Whether this contextual relevancy failure indicates a need to reduce chunk_size
, increasing the number of nodes in the retrieval context, or expanding your knowledge base, it's crucial to track this response. We'll achieve this by leaving feedback.
Leaving Human Feedback
For each response, you'll find an option to leave feedback above the various sub-tabs. For this particular response, let's assign a rating of 2 stars, citing the lack of comprehensive context leading to an unclear diagnosis. However, the answer remains relevant, unbiased, and faithful.

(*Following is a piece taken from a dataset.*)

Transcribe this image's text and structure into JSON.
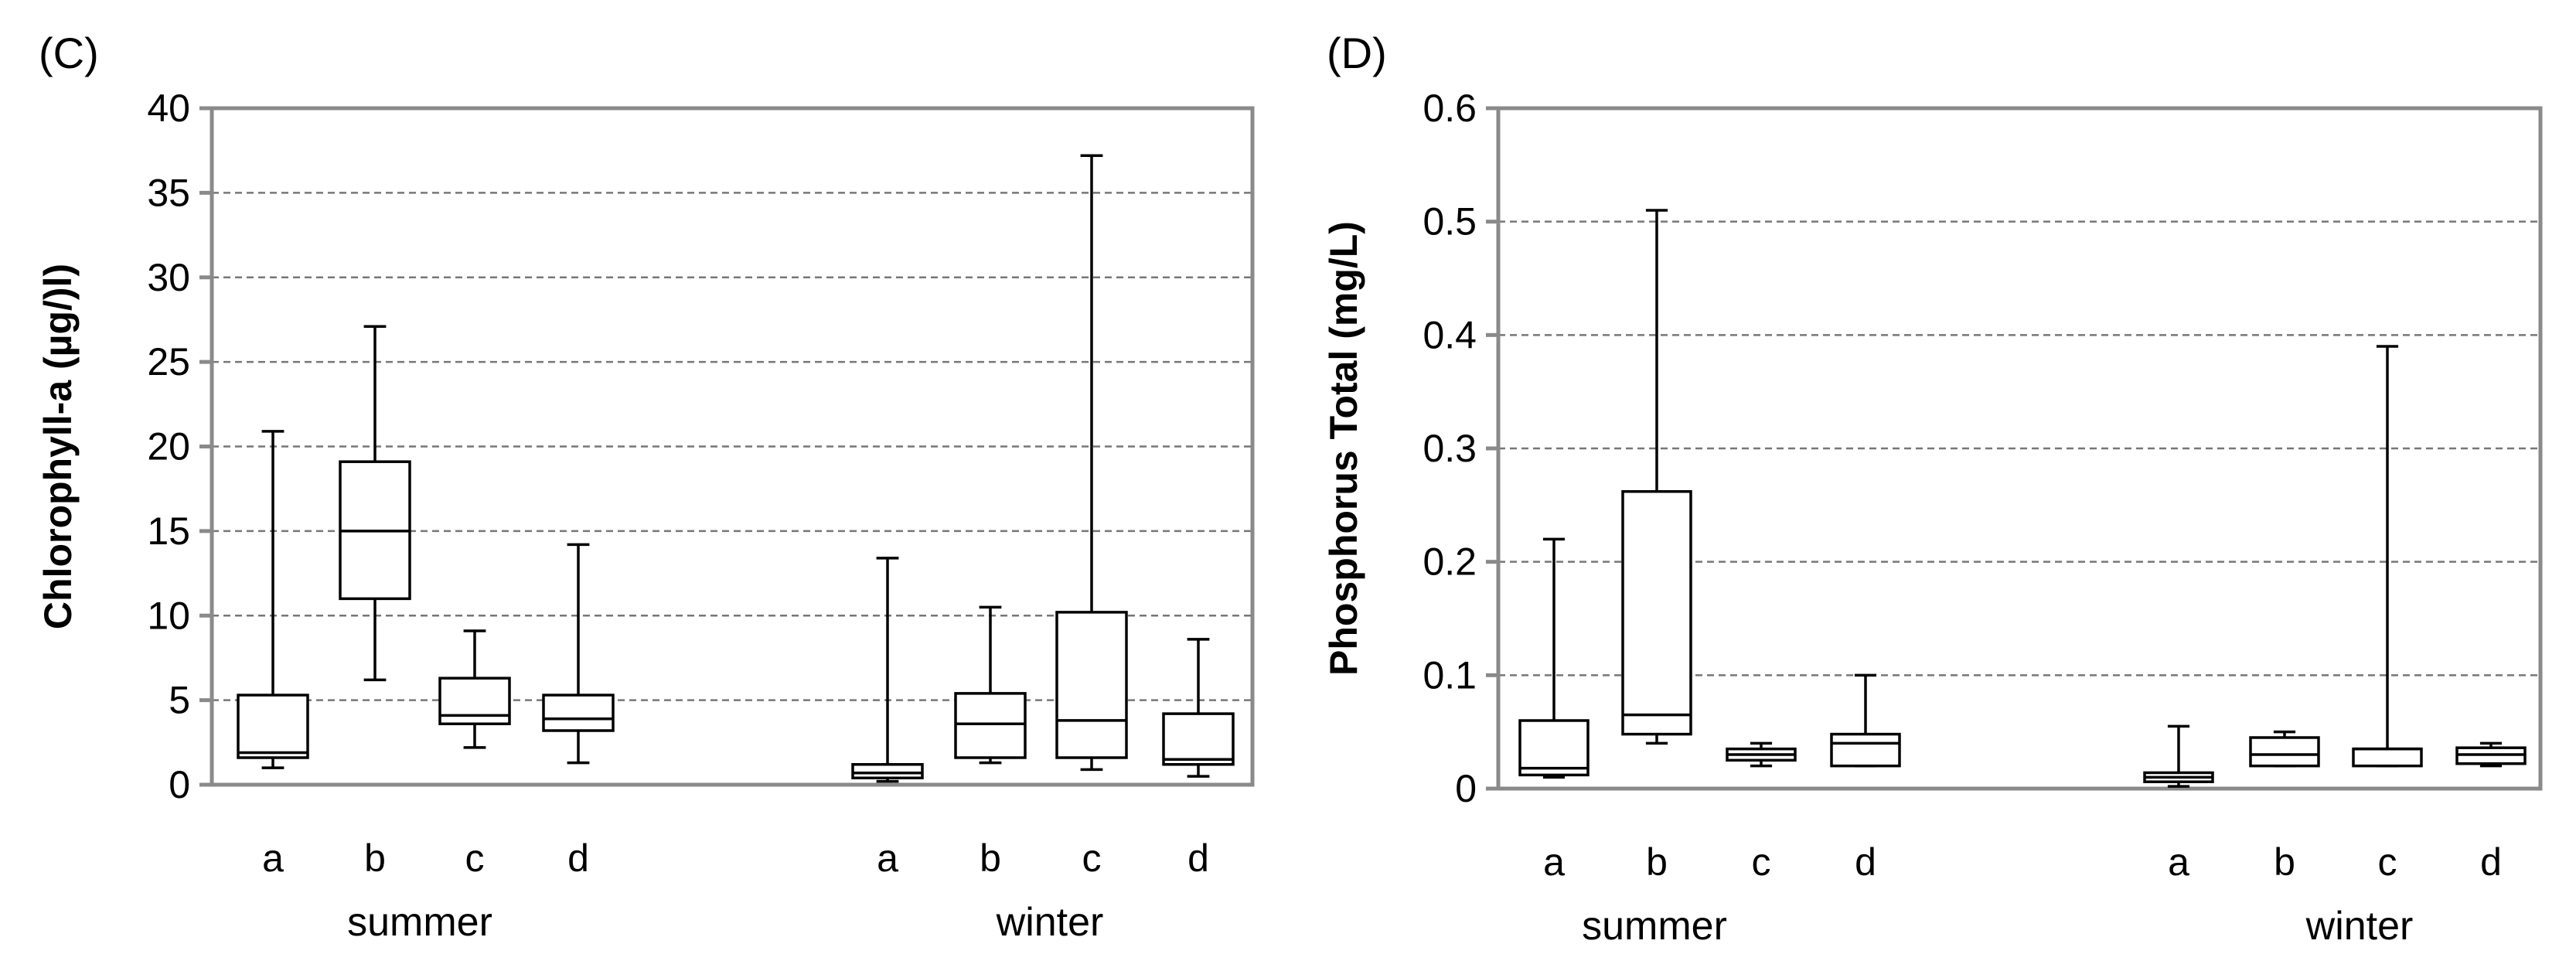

You may optionally provide an expected response, which can be helpful if you plan to add this response to a dataset for further evaluation and testing. We'll explore how to add responses to a dataset in later sections.
You can also leave feedback on entire conversations instead of individual responses. To do this, click on the conversation ID you’re interested in and click Leave Feedback, where you'll encounter a familiar interface. As with individual responses, you can also add these monitored conversations to datasets.
Inspecting Human Feedback
All feedback, whether individual or conversational, can be accessed on the Human Feedback page. Here, you can filter feedback based on various criteria such as provider, rating, expected response, and more. To add responses to a dataset, simply check the relevant feedback, go to actions, and click add response to dataset.
These feedback-based filters are also available in the Observatory, meaning you can filter for responses based on various human feedback variables.
We've created a dataset called Failing Responses, specifically designed for collecting feedback on failing responses. This is the same evaluation dataset referenced in the Preparing Your Evaluation Dataset section. By aggregating these failing responses, you can further refine and improve your LLM's performance in future testing environments.
It may be helpful to categorize different types of failing feedback into separate datasets (e.g., one for retriever failures, another for LLM failures, etc.).
User Provided Feedback
In addition to leaving feedback from the developer's side, you can also set up your LLM to receive user feedback with just one line of code. Here's how to set it up:
import deepeval
response_id = deepeval.monitor(...)
deepeval.send_feedback(
response_id=response_id,
rating=5,
explanation="...",
expected_response="..."
)
For example, in our medical chatbot, you might want to ask users if they were satisfied with the service. While this feedback may not be as detailed as that provided by your team, it is far more abundant and can offer insights into the areas of your LLM that drive the most value. Here’s how the code might look:
import deepeval
import time
class MedicalAppointmentSystem():
...
def interactive_session(self):
print("Welcome to the Medical Diagnosis and Booking System!")
print("Please enter your symptoms or ask about appointment details.")
while True:
user_input = input("Your query: ")
if user_input.lower() == 'exit':
# Gather user feedback before exiting
try:
satisfied = input("Were you satisfied with the response? (yes/no): ").strip().lower()
if satisfied not in ['yes', 'no']:
print("Invalid input. Assuming 'no'.")
satisfied = 'no'
rating = 5 if satisfied == 'yes'
explanation = input("Optional: Please provide an explanation (or press Enter to skip): ").strip()
deepeval.send_feedback(
response_id="place_holder_response_id",
rating=rating,
explanation=explanation if explanation else "No explanation provided.",
)
print("Thank you for your feedback!")
except Exception as e:
print(f"An error occurred while sending feedback: {e}")
break
...
Balancing user satisfaction with the level of detail in feedback is essential. For instance, while we provide a rating scale from 1 to 5, we simplify it into a binary option: whether the user was satisfied or not.